TIN-1026 must provide a non-secret endpoint package before that proof runs. Validate the package with:
just ha-state-endpoint-package-gate --package <endpoint-package.json>
That gate requires a concrete HTTPS endpoint, region, operator/proof-runner
audience, state-only credential source, TOFU_HA_STATE_* injection variables,
scratch bucket policy, protected state denials, recovery behavior, maintenance
proof method, OpenTofu S3 lockfile proof behavior, observability, and authority
separation. Its proof commands must include
--run-disposable-tofu --use-lockfile; endpoint readiness cannot skip state
locking. It rejects the current RustFS singleton, in-cluster cache/state
service endpoints, active tofu-state bucket, inline secret fields, and
cache/RBE authority claims.
The live proof harness consumes this package with --endpoint-package and
refuses endpoint, region, or scratch bucket values that do not match it before
it performs any S3 or OpenTofu operation.
The repo-managed live inventory entrypoint is:
just ha-state-candidate-inventory
Use it before writing a candidate contract. It classifies known live object-store
and storage surfaces, including the current RustFS state path, staging MinIO,
TCFS/SeaweedFS, Sting local-path storage, and Longhorn. It is intentionally
read-only and may report NO_LIVE_HA_STATE_CANDIDATE; that is valid evidence,
not a command failure, unless --fail-without-candidate is set.
The harness is intentionally scratch-only. It creates or verifies a non-state
scratch bucket, keeps all object keys under
.gloriousflywheel/ha-state-candidate/, refuses the active tofu-state bucket,
and refuses the protected attic, arc-runners, gitlab-runners, and
runner-dashboard state keys. The disposable OpenTofu proof must be run with
--use-lockfile; the harness fails early if the repo-managed OpenTofu binary is
older than the native S3 lockfile-capable version required by this contract.
For restart or node-maintenance evidence, run it
with --endpoint-package <endpoint-package.json> --keep-scratch-bucket --checkpoint-file <path> before the event and --endpoint-package <endpoint-package.json> --verify-existing --from-checkpoint <path> after the
event. The checkpoint records the endpoint package digest, so verification
refuses a different endpoint package file even if the endpoint and scratch
bucket coordinates match. When the proof is captured, clean the retained
scratch object and bucket with
--cleanup-checkpoint --delete-scratch-bucket --from-checkpoint <path>.
Source Notes
- OpenTofu’s S3 backend stores state at a bucket/key and recommends bucket versioning for recovery: https://opentofu.org/docs/v1.9/language/settings/backends/s3/.
- OpenTofu 1.10 introduced native S3 lockfile support; the candidate proof must verify the exact OpenTofu version and locking mode used by this repo before relying on it: https://opentofu.org/docs/v1.10/intro/whats-new/.

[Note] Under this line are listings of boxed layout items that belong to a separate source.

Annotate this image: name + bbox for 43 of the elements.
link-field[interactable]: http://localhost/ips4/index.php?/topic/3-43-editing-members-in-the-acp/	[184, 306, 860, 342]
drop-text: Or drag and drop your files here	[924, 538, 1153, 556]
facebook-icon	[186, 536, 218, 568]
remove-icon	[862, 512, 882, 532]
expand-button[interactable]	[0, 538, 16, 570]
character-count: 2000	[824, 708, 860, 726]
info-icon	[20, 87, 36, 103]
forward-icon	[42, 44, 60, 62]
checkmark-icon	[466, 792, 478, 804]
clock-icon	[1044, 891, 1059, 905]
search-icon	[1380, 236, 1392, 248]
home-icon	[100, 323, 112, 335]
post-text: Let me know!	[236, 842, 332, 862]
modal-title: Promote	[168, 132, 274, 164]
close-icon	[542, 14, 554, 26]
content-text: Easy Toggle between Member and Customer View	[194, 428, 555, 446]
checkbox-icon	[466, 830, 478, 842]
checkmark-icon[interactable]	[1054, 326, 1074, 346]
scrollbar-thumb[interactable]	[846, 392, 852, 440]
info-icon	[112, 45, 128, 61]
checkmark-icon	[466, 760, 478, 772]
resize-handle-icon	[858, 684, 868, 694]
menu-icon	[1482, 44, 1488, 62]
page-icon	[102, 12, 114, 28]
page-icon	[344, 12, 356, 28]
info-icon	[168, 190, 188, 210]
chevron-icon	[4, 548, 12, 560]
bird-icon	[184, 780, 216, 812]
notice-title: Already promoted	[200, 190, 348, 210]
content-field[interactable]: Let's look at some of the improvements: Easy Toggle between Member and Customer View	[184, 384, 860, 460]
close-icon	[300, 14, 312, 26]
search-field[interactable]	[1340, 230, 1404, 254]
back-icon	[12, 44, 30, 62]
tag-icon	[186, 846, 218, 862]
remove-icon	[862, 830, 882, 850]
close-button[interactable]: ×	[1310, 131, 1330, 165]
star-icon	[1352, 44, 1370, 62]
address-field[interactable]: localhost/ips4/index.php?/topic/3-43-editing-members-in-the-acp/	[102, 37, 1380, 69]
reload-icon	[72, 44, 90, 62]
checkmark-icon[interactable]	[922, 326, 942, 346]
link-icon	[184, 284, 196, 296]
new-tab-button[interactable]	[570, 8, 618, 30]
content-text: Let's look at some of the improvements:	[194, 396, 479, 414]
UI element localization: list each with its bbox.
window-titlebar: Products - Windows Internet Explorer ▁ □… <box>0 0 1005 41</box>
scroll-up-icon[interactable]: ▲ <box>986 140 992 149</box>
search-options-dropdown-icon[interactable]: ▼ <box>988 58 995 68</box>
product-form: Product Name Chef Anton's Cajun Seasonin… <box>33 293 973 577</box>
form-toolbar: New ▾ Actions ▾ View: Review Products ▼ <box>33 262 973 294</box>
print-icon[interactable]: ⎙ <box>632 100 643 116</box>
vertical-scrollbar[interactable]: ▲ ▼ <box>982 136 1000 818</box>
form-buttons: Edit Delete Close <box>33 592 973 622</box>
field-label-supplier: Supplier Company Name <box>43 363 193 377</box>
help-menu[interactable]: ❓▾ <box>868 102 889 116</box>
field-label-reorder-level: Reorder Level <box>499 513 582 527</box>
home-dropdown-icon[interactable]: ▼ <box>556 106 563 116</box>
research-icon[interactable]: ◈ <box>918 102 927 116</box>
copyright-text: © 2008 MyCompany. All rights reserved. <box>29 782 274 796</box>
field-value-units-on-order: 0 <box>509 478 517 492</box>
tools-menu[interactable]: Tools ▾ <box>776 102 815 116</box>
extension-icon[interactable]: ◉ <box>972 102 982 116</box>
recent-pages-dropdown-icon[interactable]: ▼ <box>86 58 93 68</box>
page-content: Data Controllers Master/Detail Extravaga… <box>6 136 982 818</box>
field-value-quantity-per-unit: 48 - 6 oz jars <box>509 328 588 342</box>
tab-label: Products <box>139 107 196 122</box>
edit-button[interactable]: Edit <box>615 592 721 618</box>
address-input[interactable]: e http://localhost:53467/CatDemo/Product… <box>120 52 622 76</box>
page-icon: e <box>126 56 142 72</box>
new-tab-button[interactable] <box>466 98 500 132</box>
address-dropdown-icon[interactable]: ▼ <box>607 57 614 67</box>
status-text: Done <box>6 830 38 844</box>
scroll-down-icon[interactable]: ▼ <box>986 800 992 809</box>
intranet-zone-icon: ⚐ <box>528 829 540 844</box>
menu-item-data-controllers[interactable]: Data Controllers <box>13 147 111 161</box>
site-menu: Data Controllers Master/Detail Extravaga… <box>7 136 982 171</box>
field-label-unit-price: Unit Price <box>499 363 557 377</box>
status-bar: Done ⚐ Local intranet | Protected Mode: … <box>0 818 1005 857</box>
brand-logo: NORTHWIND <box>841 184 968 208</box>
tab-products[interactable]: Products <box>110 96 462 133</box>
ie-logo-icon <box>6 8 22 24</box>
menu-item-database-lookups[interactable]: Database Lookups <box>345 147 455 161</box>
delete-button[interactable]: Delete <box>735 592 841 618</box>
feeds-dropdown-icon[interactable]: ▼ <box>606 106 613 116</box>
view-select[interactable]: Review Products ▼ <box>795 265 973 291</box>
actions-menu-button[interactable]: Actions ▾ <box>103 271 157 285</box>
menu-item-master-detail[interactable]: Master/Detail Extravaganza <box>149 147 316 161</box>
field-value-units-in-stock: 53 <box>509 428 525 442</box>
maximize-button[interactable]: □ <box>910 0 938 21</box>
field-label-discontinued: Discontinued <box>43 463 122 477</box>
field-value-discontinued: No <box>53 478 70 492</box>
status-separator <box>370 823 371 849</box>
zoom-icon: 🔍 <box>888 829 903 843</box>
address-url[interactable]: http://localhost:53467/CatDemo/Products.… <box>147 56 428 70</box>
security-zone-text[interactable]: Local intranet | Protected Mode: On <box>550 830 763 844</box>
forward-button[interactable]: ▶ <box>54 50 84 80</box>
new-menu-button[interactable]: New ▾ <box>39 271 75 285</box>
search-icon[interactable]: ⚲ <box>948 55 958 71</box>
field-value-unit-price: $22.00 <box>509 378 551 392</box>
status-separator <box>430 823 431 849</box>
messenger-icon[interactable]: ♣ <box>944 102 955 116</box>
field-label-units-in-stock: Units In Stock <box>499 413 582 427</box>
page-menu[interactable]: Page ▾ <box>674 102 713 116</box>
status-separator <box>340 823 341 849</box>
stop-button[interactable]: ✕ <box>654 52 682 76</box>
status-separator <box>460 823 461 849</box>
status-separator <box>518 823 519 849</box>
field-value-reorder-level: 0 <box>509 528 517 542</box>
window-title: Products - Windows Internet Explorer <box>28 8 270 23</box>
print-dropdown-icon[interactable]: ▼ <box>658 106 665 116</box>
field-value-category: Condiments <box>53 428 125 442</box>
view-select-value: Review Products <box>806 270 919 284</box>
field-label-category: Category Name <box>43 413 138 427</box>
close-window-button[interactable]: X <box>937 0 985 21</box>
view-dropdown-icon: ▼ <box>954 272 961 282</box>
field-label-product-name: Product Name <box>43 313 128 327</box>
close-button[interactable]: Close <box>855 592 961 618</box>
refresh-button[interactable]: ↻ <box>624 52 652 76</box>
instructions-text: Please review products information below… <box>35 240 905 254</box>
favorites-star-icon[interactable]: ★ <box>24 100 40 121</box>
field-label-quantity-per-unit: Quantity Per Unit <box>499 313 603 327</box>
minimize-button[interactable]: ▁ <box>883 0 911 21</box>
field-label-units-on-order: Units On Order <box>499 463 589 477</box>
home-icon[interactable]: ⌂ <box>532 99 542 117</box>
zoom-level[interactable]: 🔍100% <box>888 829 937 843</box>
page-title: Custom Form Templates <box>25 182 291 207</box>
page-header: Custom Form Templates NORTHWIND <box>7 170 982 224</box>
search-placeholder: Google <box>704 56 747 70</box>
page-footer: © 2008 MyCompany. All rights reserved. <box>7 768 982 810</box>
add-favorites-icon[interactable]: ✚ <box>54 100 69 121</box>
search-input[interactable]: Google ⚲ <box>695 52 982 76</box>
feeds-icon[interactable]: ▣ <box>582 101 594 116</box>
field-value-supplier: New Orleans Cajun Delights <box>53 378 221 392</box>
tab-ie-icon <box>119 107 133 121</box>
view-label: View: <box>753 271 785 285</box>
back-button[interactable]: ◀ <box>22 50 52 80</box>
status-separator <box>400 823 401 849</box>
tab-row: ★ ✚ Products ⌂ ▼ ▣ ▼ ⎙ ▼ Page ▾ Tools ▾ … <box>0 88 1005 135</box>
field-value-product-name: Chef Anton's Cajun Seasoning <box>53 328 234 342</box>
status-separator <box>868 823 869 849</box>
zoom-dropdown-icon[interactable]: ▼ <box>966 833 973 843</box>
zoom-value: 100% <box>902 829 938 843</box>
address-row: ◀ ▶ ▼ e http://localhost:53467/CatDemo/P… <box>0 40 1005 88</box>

- MinIO/AIStor erasure-coded deployments have explicit read/write quorum behavior; a cluster-local proof must use that topology intentionally, not assume that one PVC or one node is enough: https://docs.min.io/aistor/operations/core-concepts/erasure-coding/.
- RustFS troubleshooting docs describe
rc admin heal-style repair, but the currently deployed image lacksrcandrustfs-admin, so current live repair authority is not proved: https://docs.rustfs.com/troubleshooting/healing.html.
Boundary
This is OpenTofu state authority work.
It is not Bazel remote execution. It is not BCR publication. It is not proof of CAS/action-cache durability. Those lanes can proceed only through their own authority contracts and default-branch proofs.